I shared an example from my own life that illustrates some of these issues. Many years ago I lived in a townhouse community run by an HOA. The development placed about 5 trashcans every 1/4 mile or so. When people walked their dogs (and we had a high population density of dogs) we commonly deposited the refuse in the trashcans. But during warmer weather, more people walked their dogs, and the additional heat made the trashcans, well, stink. This was unfortunate. Was it a “problem?”
The HOA came up with a rule: No more deposited dog waste in trashcans. This, they hoped, would solve the problem.
One can view their solution in two basic ways, from a Platonist and Aristotelian perspectives.
The Platonist would argue. . .
- The law is a good one because it seeks to better the condition of all. The neighborhood would become a nicer neighborhood.
- The people would be encouraged to accept more direct personal responsibility for their pets — taking the refuse to their own trashcans would help them be more responsible overall.
The Aristotelian might respond. . .
- The law is foolish because people will likely not obey it. They will either continue to deposit the refuse in the trashcans, or worse, simply not pick it up at all.
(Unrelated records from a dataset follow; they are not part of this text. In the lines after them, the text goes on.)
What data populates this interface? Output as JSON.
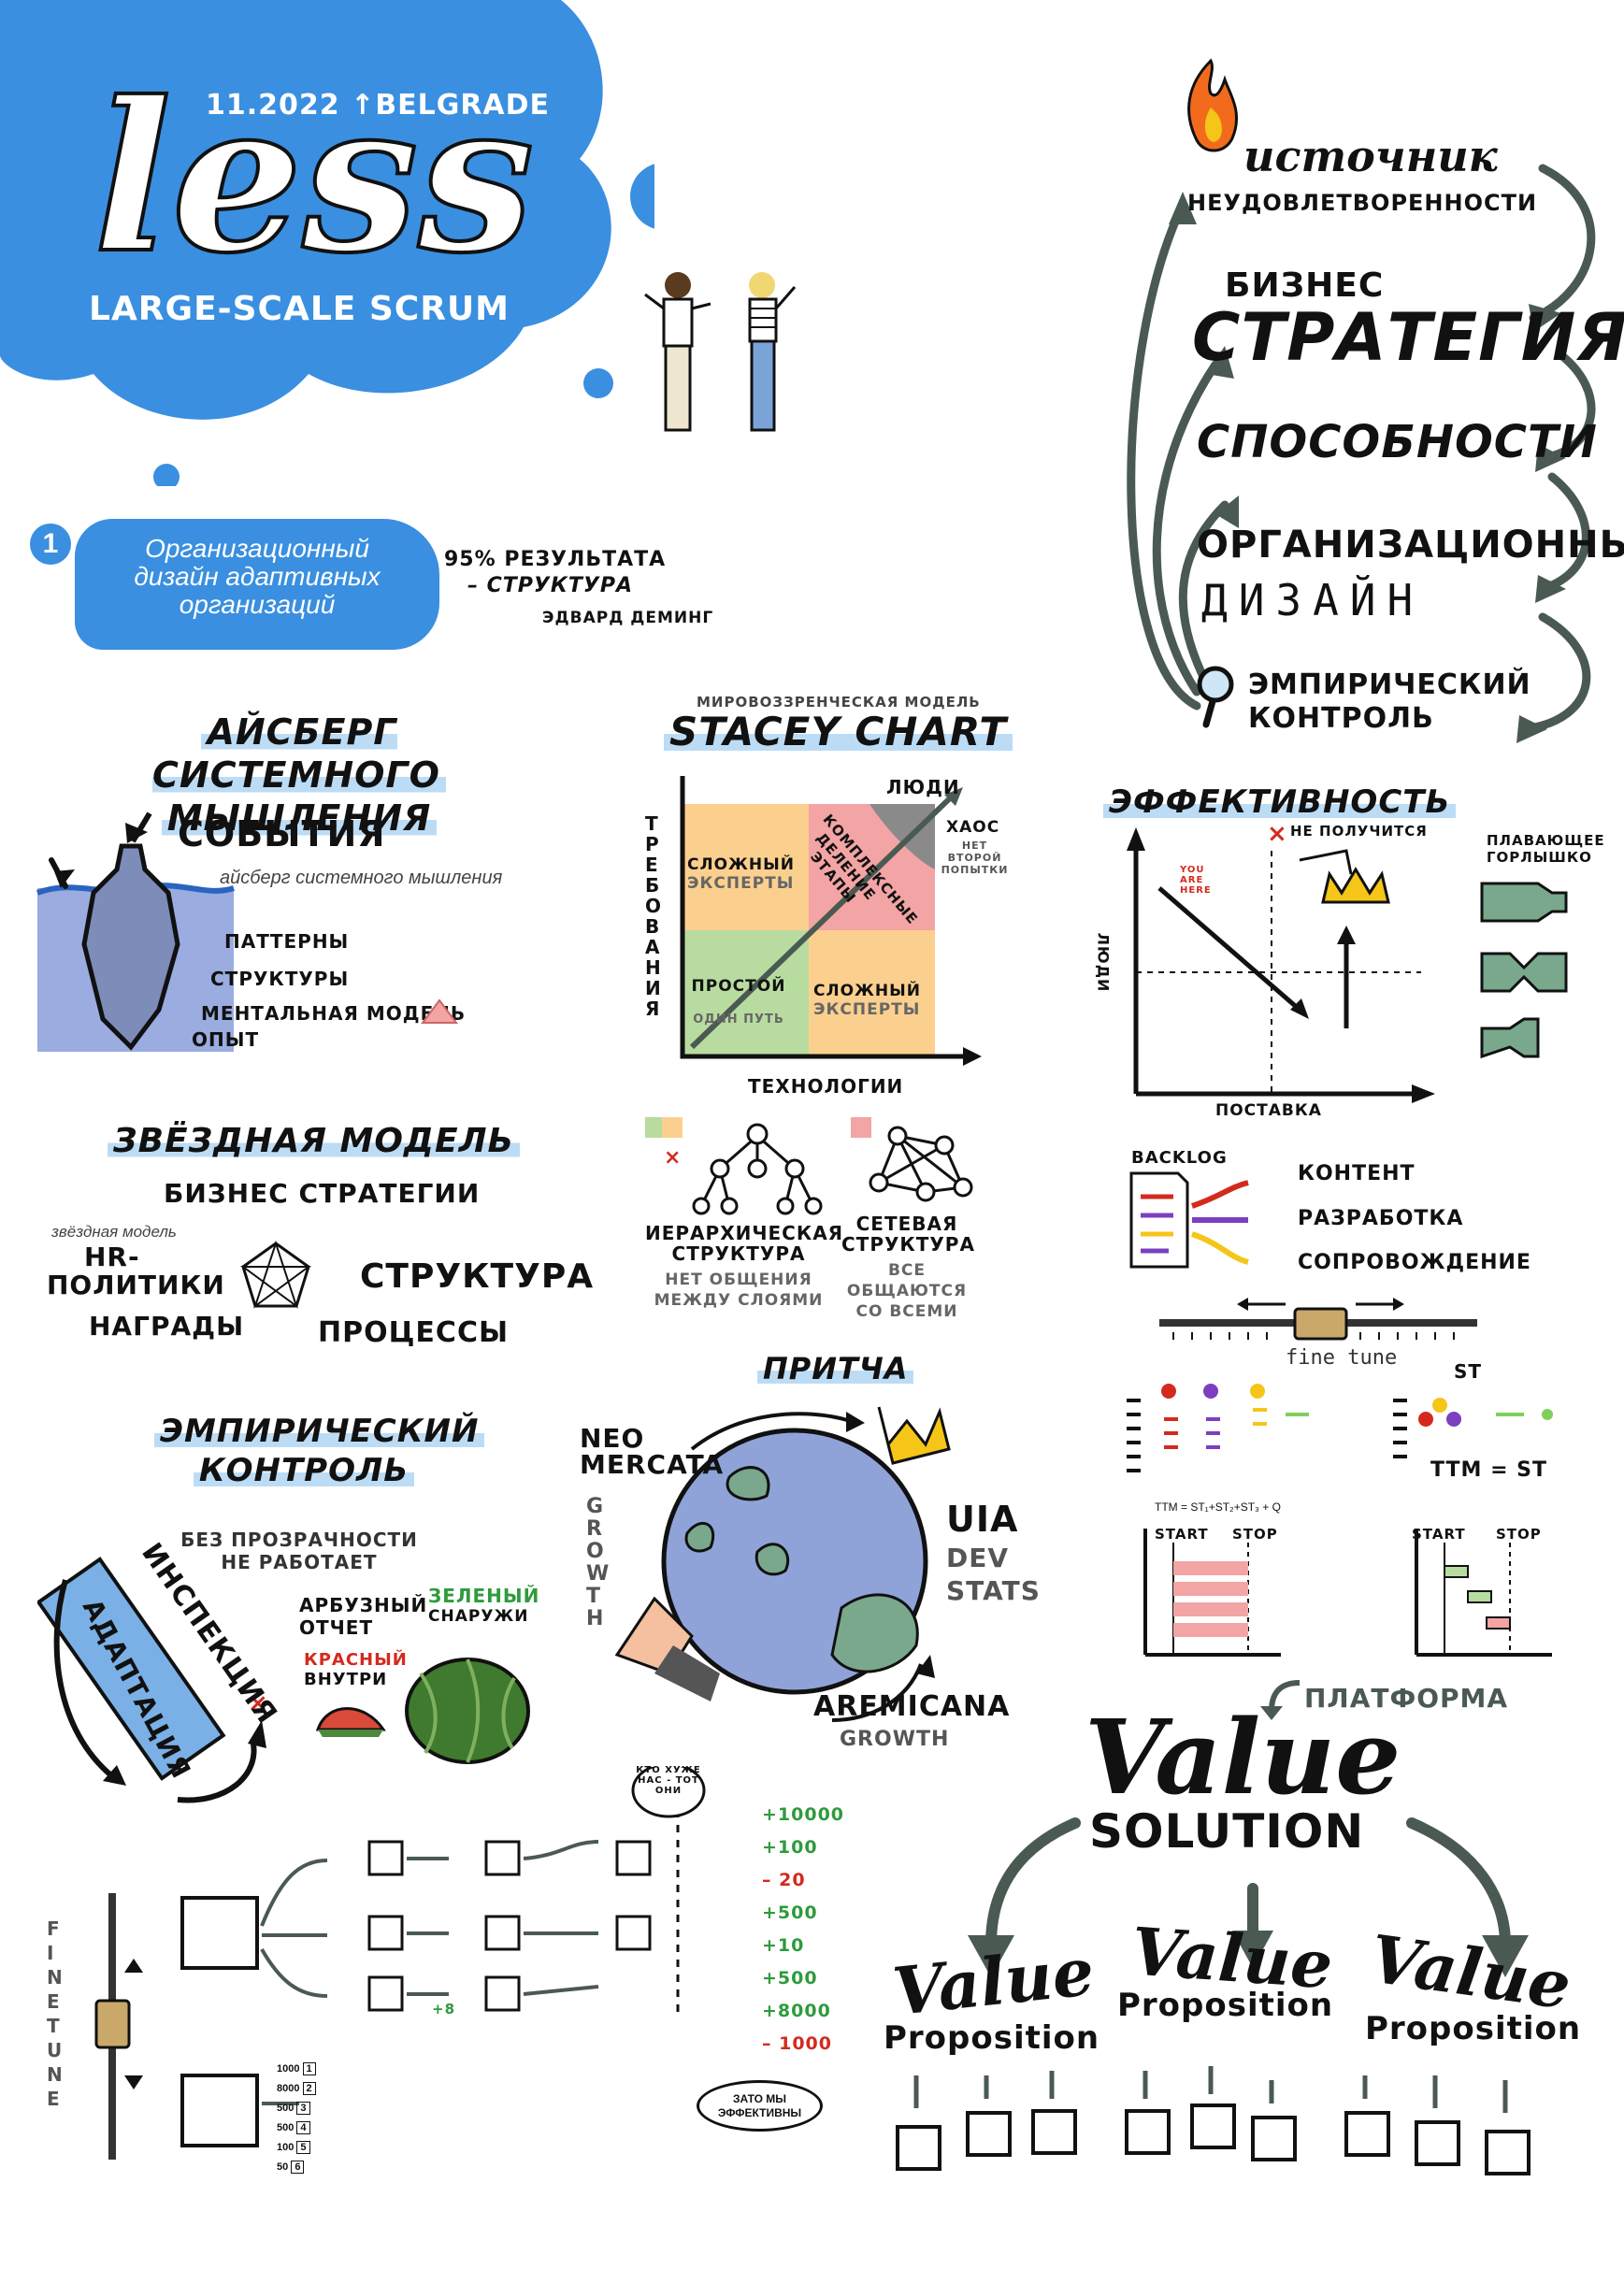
{
  "header": {
    "date_place": "11.2022 ↑BELGRADE",
    "logo": "less",
    "subtitle": "LARGE-SCALE SCRUM"
  },
  "section1": {
    "number": "1",
    "title_lines": [
      "Организационный",
      "дизайн адаптивных",
      "организаций"
    ],
    "quote_line1": "95% РЕЗУЛЬТАТА",
    "quote_line2": "– СТРУКТУРА",
    "quote_author": "ЭДВАРД ДЕМИНГ"
  },
  "flow": {
    "source_title": "источник",
    "source_sub": "НЕУДОВЛЕТВОРЕННОСТИ",
    "business": "БИЗНЕС",
    "strategy": "СТРАТЕГИЯ",
    "abilities": "СПОСОБНОСТИ",
    "org": "ОРГАНИЗАЦИОННЫЙ",
    "design": "ДИЗАЙН",
    "empiric1": "ЭМПИРИЧЕСКИЙ",
    "empiric2": "КОНТРОЛЬ"
  },
  "iceberg": {
    "title1": "АЙСБЕРГ СИСТЕМНОГО",
    "title2": "МЫШЛЕНИЯ",
    "events": "СОБЫТИЯ",
    "caption": "айсберг системного мышления",
    "levels": [
      "ПАТТЕРНЫ",
      "СТРУКТУРЫ",
      "МЕНТАЛЬНАЯ МОДЕЛЬ",
      "ОПЫТ"
    ]
  },
  "stacey": {
    "super": "МИРОВОЗЗРЕНЧЕСКАЯ МОДЕЛЬ",
    "title": "STACEY CHART",
    "people": "ЛЮДИ",
    "yaxis": "ТРЕБОВАНИЯ",
    "xaxis": "ТЕХНОЛОГИИ",
    "chaos": "ХАОС",
    "chaos_sub": "НЕТ ВТОРОЙ ПОПЫТКИ",
    "complex": "КОМПЛЕКСНЫЕ деление этапы",
    "hard": "СЛОЖНЫЙ",
    "experts": "ЭКСПЕРТЫ",
    "simple": "ПРОСТОЙ",
    "one_way": "ОДИН ПУТЬ"
  },
  "efficiency": {
    "title": "ЭФФЕКТИВНОСТЬ",
    "no": "НЕ ПОЛУЧИТСЯ",
    "you_are_here": "YOU ARE HERE",
    "yaxis": "ЛЮДИ",
    "xaxis": "ПОСТАВКА",
    "bottleneck": "ПЛАВАЮЩЕЕ ГОРЛЫШКО"
  },
  "star": {
    "title": "ЗВЁЗДНАЯ МОДЕЛЬ",
    "strategy": "БИЗНЕС СТРАТЕГИИ",
    "caption": "звёздная модель",
    "hr1": "HR-",
    "hr2": "ПОЛИТИКИ",
    "structure": "СТРУКТУРА",
    "rewards": "НАГРАДЫ",
    "processes": "ПРОЦЕССЫ"
  },
  "structures": {
    "hier1": "ИЕРАРХИЧЕСКАЯ",
    "hier2": "СТРУКТУРА",
    "hier_note1": "НЕТ ОБЩЕНИЯ",
    "hier_note2": "МЕЖДУ СЛОЯМИ",
    "net1": "СЕТЕВАЯ",
    "net2": "СТРУКТУРА",
    "net_note1": "ВСЕ ОБЩАЮТСЯ",
    "net_note2": "СО ВСЕМИ"
  },
  "backlog": {
    "label": "BACKLOG",
    "roles": [
      "КОНТЕНТ",
      "РАЗРАБОТКА",
      "СОПРОВОЖДЕНИЕ"
    ],
    "fine_tune": "fine tune",
    "st": "ST",
    "ttm_formula": "TTM = ST₁+ST₂+ST₃ + Q",
    "ttm_st": "TTM = ST",
    "start": "START",
    "stop": "STOP"
  },
  "empirical": {
    "title1": "ЭМПИРИЧЕСКИЙ",
    "title2": "КОНТРОЛЬ",
    "inspection": "ИНСПЕКЦИЯ",
    "adaptation": "АДАПТАЦИЯ",
    "no_transparency1": "БЕЗ ПРОЗРАЧНОСТИ",
    "no_transparency2": "НЕ РАБОТАЕТ",
    "watermelon1": "АРБУЗНЫЙ",
    "watermelon2": "ОТЧЕТ",
    "red": "КРАСНЫЙ",
    "inside": "ВНУТРИ",
    "green": "ЗЕЛЕНЫЙ",
    "outside": "СНАРУЖИ"
  },
  "parable": {
    "title": "ПРИТЧА",
    "neo1": "NEO",
    "neo2": "MERCATA",
    "growth": "GROWTH",
    "uia": "UIA",
    "dev": "DEV",
    "stats": "STATS",
    "aremicana": "AREMICANA",
    "growth2": "GROWTH"
  },
  "teams": {
    "bubble": "КТО ХУЖЕ НАС - ТОТ ОНИ",
    "results": [
      "+10000",
      "+100",
      "– 20",
      "+500",
      "+10",
      "+500",
      "+8000",
      "– 1000"
    ],
    "efficient1": "ЗАТО МЫ",
    "efficient2": "ЭФФЕКТИВНЫ",
    "fine_tune_v": "FINE TUNE",
    "plus8": "+8",
    "mini_values": [
      "1000",
      "8000",
      "500",
      "500",
      "100",
      "50"
    ],
    "mini_ids": [
      "1",
      "2",
      "3",
      "4",
      "5",
      "6"
    ]
  },
  "value": {
    "platform": "ПЛАТФОРМА",
    "value": "Value",
    "solution": "SOLUTION",
    "proposition": "Proposition"
  },
  "colors": {
    "blue": "#3a8fe0",
    "green_area": "#b8dca0",
    "orange_area": "#fbd08e",
    "pink_area": "#f3a4a4",
    "grey_area": "#8a8a8a",
    "crown": "#f5c518"
  }
}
- The law cannot be enforced. The HOA has no mechanism to police the area. Thus, people’s disobedience will only encourage a more hostile attitude towards the HOA than they may already have. In other words, a good law can only be called “good” if people actually obey it, no matter how good in theory the law might be.
I hope students enjoyed this unit. I then wanted to have the students see how some of these ideas applied in the making of our own government. To that end we spent the last few days reading Madison’s diary of the constitutional convention debates. We see that different people had different perspectives, different notions of what “liberty” meant and how to achieve it. They wrestled with the big ideas, referencing key political texts, but also worried how those ideas would apply in the current political climate. Some of there more lengthy debates seem immediately relevant today, others quite arcane.The decisions they reached sometimes came from unanimity, but more often came through compromise and disagreement. And despite their brilliance, they failed dreadfully in not foreseeing a popular presidency, and what this meant for the Vice-Presidency.
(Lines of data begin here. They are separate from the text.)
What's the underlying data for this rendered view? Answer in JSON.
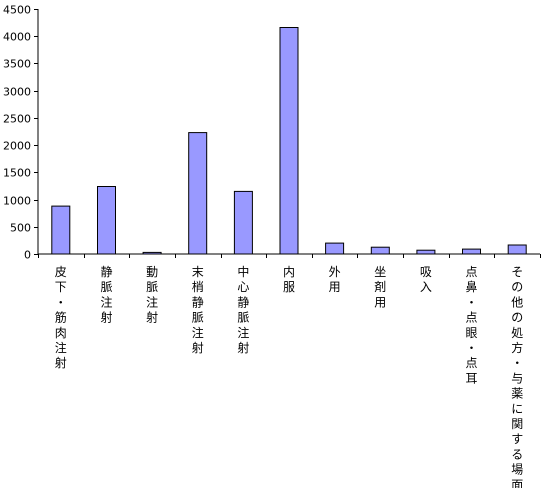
{
  "chart_data": {
    "type": "bar",
    "categories": [
      "皮下・筋肉注射",
      "静脈注射",
      "動脈注射",
      "末梢静脈注射",
      "中心静脈注射",
      "内服",
      "外用",
      "坐剤用",
      "吸入",
      "点鼻・点眼・点耳",
      "その他の処方・与薬に関する場面"
    ],
    "values": [
      880,
      1240,
      30,
      2230,
      1150,
      4160,
      200,
      125,
      70,
      90,
      165
    ],
    "title": "",
    "xlabel": "",
    "ylabel": "",
    "ylim": [
      0,
      4500
    ],
    "yticks": [
      "0",
      "500",
      "1000",
      "1500",
      "2000",
      "2500",
      "3000",
      "3500",
      "4000",
      "4500"
    ],
    "grid": false,
    "legend": "none",
    "colors": {
      "bar_fill": "#9999ff",
      "bar_stroke": "#000000",
      "axis": "#000000"
    }
  }
}
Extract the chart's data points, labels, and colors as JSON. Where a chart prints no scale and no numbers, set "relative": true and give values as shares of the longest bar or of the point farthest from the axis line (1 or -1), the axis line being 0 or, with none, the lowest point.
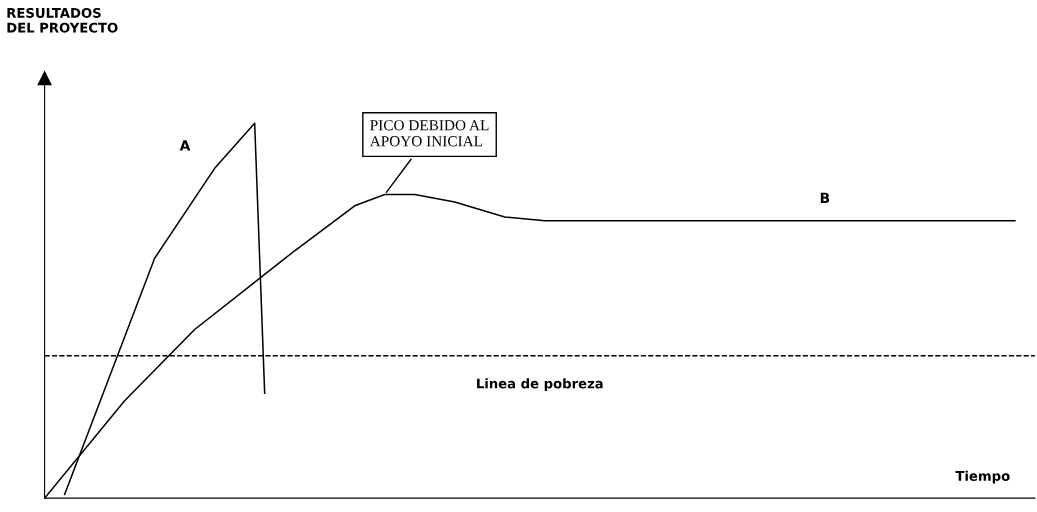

I had a few main goals with this particular unit:
- I wanted students to see that political agreements required a great deal of compromise. I don’t mean to use compromise as a word of praise or derision. Some compromises achieve great things, others, like the compromises made on slavery, condemn the future to deal with an issue that has had time to fester.
- I wanted students to consider whether or not the many compromises they made had roots in their agreement on fundamental principles, or whether America was built on band-aids to the deep divisions between Americans at that time (and now). If they agreed on fundamental principles, what were they? If they had no agreement on such principles, why not?
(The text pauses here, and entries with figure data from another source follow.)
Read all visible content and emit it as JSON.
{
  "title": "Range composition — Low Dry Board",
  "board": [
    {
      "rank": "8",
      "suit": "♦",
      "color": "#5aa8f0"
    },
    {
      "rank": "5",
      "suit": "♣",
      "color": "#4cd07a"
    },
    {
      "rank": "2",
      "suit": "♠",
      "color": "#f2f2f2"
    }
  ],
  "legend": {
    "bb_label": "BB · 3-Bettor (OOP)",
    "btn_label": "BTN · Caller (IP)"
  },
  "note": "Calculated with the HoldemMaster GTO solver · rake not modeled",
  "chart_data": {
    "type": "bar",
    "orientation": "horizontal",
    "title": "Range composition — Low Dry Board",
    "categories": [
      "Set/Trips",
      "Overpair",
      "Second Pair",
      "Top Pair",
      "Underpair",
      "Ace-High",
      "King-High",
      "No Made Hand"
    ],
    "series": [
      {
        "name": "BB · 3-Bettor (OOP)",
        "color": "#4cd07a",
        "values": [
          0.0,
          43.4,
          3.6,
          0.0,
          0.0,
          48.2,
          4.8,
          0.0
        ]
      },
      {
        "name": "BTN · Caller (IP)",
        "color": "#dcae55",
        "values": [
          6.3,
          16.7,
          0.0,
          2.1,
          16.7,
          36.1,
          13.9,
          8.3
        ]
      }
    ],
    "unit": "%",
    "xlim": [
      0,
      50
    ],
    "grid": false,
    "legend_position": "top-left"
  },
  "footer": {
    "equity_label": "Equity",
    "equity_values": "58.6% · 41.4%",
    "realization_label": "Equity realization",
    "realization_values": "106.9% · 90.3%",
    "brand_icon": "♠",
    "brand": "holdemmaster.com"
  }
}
- What did the Constitution do particularly well? In what areas did it fail?
- Many of the men at the original Constitutional convention had years of experience in law and government, and an education that rooted them to the classical world. And yet at times the decisions made seemed based more on arbitrary circumstance than profound guiding principles. Should this worry us, or is this the way of the world? Or perhaps it’s a gift, a reminder that we are all in need of God, that none of us, however intelligent, will ever have all the answers or the stamina to decide them fairly?